Back in 1992 the first SMS message was sent over the Vodafone network. Now over a decade later SMS is still as compelling as ever. Why? Because it is simple, cost effective and private, unless of course you send a text to the wrong person.
According to Pew Research Center, texting is still the most widely and frequently used app on a smartphone, with 97% of Americans sending a text at least once a day.
In addition, text messages are much more likely to be opened than email. According to Mobile Marketing Watch, text messages have a 98% open rate against 20% with email, which makes it a marketing no-brainer.
Boosting contact centre productivity
RCS SMS may be the new player on the block, but ignoring SMS would be commercial suicide and incredibly important in promoting contact centre productivity.
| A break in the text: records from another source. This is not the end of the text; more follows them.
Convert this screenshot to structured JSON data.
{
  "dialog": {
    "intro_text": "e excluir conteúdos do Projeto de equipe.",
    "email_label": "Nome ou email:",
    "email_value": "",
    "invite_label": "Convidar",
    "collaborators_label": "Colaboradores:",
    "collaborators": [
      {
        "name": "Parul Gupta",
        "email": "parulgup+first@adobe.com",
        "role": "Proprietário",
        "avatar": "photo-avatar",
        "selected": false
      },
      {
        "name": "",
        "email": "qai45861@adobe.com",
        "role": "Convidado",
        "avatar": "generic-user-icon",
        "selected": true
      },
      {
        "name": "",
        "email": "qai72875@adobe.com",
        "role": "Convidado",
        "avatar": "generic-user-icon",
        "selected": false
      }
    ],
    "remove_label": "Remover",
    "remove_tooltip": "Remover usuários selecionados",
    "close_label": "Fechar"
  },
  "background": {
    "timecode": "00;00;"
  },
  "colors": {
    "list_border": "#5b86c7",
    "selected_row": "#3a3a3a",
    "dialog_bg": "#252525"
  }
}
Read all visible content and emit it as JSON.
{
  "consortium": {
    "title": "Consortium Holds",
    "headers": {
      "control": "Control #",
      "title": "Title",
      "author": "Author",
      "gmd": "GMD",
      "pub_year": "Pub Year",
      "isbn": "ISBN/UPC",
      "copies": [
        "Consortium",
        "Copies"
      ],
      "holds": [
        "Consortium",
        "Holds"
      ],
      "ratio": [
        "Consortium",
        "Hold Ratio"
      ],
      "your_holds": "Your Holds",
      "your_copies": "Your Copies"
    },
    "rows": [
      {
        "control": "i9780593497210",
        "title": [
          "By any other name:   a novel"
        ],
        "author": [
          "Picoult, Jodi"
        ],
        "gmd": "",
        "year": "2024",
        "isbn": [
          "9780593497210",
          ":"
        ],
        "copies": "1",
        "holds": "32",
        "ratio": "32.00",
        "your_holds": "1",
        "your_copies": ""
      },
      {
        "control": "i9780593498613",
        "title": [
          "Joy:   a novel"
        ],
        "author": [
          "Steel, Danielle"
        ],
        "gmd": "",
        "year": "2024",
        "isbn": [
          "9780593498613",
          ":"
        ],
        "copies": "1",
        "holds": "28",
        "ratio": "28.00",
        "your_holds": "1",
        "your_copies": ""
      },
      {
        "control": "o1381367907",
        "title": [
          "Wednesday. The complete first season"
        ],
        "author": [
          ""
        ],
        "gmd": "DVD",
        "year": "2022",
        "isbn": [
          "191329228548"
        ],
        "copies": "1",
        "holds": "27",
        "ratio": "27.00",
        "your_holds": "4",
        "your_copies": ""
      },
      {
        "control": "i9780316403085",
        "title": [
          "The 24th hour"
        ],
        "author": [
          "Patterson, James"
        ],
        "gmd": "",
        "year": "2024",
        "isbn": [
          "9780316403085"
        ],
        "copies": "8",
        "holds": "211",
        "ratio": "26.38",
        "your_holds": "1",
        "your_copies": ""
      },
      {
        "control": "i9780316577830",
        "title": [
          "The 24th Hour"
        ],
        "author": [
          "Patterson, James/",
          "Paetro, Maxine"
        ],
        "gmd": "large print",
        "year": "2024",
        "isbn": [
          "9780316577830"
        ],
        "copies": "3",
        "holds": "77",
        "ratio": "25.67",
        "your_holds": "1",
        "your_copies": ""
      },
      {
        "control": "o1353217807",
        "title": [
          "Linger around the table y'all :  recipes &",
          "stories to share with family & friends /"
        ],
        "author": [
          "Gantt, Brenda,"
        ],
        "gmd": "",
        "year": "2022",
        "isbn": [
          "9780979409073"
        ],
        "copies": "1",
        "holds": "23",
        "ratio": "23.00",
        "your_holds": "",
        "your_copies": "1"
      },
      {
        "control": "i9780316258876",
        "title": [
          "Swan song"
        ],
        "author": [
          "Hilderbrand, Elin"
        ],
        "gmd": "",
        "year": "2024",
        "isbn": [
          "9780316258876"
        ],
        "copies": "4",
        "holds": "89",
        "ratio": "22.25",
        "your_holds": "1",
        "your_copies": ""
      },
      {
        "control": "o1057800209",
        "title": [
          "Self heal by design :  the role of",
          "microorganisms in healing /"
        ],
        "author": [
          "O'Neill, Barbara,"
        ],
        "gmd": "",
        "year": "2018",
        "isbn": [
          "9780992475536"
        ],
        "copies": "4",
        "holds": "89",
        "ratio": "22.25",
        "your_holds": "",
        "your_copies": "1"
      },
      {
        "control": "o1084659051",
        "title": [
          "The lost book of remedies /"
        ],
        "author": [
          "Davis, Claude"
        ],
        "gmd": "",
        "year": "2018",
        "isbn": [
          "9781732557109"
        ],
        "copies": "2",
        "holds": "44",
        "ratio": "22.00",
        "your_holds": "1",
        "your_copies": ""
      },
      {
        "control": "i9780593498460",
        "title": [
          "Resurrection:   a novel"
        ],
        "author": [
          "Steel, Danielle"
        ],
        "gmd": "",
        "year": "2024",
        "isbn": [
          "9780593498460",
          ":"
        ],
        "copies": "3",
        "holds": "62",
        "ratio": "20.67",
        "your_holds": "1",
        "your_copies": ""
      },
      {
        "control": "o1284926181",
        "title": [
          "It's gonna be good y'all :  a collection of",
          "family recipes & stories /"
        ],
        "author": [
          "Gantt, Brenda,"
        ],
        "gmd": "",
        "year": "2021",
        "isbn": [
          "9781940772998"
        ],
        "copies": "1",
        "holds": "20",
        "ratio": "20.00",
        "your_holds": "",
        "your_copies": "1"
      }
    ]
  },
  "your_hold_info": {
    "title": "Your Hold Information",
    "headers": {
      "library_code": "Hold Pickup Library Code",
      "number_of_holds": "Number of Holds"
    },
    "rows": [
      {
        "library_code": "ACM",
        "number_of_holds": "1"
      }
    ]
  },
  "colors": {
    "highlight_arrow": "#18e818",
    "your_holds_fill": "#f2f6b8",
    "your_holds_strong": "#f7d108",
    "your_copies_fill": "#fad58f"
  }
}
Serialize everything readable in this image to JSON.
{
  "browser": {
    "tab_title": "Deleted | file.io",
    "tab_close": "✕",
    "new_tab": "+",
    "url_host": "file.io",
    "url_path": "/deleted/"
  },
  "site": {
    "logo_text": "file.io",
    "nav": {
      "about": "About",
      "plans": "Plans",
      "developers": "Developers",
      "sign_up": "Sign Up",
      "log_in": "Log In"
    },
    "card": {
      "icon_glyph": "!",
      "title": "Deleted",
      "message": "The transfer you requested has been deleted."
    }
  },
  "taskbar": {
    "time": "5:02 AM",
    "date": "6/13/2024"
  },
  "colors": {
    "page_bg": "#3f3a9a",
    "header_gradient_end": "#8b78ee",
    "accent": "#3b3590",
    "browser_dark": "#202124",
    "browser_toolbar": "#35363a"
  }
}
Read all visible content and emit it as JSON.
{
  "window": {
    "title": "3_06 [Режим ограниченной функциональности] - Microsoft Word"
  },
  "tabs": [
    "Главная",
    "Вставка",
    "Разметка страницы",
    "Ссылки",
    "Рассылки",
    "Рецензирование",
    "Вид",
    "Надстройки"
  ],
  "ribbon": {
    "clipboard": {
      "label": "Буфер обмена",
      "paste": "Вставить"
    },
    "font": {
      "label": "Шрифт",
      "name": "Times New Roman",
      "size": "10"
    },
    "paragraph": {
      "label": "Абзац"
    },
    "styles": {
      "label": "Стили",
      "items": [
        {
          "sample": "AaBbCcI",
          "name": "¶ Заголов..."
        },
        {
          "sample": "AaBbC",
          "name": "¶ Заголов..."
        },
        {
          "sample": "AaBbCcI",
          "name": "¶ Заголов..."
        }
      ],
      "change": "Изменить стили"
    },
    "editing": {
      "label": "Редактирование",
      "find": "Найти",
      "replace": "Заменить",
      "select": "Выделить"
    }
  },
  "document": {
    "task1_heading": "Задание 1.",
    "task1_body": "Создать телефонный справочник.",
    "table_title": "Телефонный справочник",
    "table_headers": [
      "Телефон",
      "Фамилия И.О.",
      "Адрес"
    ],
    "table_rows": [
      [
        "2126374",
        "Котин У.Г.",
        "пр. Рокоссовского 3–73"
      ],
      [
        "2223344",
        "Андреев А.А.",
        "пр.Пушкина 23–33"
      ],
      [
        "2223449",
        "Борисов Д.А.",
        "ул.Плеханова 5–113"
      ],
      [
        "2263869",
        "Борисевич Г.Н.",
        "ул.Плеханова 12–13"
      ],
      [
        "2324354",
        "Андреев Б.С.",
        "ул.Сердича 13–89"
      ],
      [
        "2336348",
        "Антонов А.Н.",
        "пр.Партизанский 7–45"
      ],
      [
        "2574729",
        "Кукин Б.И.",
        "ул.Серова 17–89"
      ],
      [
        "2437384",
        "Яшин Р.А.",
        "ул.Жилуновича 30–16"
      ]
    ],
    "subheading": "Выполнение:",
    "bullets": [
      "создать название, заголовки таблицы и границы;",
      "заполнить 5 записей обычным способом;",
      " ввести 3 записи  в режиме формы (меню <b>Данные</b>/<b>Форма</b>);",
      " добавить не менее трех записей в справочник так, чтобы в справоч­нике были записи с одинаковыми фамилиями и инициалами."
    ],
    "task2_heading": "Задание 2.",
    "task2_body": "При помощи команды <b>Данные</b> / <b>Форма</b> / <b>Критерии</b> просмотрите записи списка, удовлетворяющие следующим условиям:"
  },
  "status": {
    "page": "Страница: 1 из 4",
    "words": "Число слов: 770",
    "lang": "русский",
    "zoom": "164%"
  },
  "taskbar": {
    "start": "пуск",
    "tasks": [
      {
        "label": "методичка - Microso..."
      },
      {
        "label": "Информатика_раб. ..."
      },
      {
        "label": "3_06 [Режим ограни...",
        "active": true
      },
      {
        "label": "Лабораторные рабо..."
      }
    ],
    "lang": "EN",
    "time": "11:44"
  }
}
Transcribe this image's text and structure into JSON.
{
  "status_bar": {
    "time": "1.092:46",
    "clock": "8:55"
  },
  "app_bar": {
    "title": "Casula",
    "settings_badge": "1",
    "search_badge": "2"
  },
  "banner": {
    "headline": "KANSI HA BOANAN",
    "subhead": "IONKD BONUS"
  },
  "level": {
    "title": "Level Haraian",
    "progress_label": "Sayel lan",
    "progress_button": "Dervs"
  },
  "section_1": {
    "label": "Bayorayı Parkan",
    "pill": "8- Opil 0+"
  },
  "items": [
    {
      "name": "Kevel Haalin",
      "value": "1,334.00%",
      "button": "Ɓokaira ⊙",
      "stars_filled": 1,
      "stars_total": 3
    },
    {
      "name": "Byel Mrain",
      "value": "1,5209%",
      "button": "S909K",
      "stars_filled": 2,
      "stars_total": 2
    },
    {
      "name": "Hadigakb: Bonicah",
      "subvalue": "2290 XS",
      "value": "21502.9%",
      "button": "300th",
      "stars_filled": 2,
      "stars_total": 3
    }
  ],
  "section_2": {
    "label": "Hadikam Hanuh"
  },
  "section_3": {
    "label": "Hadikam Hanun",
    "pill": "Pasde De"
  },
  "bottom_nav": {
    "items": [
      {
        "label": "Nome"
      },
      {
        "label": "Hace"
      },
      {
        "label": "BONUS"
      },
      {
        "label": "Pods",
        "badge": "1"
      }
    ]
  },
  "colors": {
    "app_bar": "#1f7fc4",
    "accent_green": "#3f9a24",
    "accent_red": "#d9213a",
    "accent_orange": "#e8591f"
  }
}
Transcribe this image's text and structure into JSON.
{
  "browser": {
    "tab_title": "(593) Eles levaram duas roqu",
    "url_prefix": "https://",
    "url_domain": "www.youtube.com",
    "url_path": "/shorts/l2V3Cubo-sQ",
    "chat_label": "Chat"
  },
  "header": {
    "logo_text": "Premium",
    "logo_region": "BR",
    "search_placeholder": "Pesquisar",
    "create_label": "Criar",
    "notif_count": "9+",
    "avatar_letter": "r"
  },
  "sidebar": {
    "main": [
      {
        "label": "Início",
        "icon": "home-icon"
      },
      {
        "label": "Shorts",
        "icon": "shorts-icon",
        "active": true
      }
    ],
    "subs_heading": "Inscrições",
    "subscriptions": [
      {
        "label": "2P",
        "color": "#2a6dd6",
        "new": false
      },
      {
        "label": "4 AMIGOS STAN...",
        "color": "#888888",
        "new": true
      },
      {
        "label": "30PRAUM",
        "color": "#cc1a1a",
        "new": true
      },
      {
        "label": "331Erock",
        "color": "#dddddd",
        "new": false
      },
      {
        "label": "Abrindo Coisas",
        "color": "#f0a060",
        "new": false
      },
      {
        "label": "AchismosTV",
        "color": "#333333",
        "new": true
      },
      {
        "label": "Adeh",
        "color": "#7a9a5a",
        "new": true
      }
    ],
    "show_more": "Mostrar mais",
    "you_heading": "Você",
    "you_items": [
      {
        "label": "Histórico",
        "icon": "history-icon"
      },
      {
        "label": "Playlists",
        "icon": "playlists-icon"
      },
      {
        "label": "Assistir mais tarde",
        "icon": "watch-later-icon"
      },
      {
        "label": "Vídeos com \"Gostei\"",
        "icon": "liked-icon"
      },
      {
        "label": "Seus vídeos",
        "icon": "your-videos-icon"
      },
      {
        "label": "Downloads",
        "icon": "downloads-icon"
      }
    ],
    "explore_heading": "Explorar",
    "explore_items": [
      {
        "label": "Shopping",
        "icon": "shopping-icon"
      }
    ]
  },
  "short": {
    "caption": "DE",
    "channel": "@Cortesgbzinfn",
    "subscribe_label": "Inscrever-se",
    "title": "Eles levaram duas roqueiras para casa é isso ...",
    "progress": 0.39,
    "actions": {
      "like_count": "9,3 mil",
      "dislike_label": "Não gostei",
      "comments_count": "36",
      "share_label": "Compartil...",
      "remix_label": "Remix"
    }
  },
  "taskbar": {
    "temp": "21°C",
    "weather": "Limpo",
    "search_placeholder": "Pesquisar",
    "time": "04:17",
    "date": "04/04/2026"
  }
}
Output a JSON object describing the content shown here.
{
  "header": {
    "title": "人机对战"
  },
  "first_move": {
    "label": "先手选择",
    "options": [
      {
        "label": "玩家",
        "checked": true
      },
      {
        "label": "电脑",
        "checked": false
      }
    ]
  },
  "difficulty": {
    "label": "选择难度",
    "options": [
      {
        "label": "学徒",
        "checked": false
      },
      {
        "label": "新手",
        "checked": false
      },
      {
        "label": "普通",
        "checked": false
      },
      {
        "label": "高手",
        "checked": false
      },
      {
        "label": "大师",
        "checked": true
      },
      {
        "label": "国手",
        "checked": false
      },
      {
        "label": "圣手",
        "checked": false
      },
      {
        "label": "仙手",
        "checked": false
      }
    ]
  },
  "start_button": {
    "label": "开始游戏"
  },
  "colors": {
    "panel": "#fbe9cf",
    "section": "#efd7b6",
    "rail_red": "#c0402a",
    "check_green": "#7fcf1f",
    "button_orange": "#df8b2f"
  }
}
Texts enable non-contiguous, highly responsive interactions, in asynchronous, multiple timelines. This means that a call centre agent can easily track and manage multiple simultaneous conversations. Our customers, for example maintain that a single agent can manage no less than 15 conversations via our own product’s ‘SMS Conversations’ feature.
Another advantage of context-based interaction is that if any customer handover needs to take place, i.e. the agent needs to accelerate a query to the next level or they are scheduled a break or shift swap-over, they can switch to another team member quickly and efficiently retaining continuity for the customer. This happens seamlessly as the conversations are digitally captured.
In addition, simple interactions can also be automated over text and visual elements added so that customers can click a hyperlink and receive an intuitive tool for moving a delivery slot, or make an instant payment, for example.
Not only is it a hugely responsive medium, but it can save the contact centre by being proactive at a low cost.
A large business with 10,000 customers compared three ways of interacting with customers: outbound dialing (with 30 agents), interactive voice (10 agents) and
text conversations. The latter team consisted of two people and achieved the same results in terms of collections and promises to pay as the other two contact media. The savings are clearly huge.
With all this in-built functionality and clear benefits, SMS is still a disruptive technology and it will be some time before it is unseated, even by RCS.
SMS is still a powerful business tool
The roadmap is clear – contact centres need to retain SMS at the core of their omnichannel outreach strategies for the foreseeable future. Why? Because in both the B2C and B2B worlds, text/SMS can provide huge productivity gains and seamless proactive customer contact that are key to effective business operations.
Ubiquity, convenience, responsiveness and the lack of learning curve are clearly huge advantages for SMS, compared to other types of contact centre communication.
SMS has near universal acceptance which makes it the number one brand communication for major customer bases, and anyone that tries to convince you otherwise really hasn’t stepped back and looked at the bigger picture.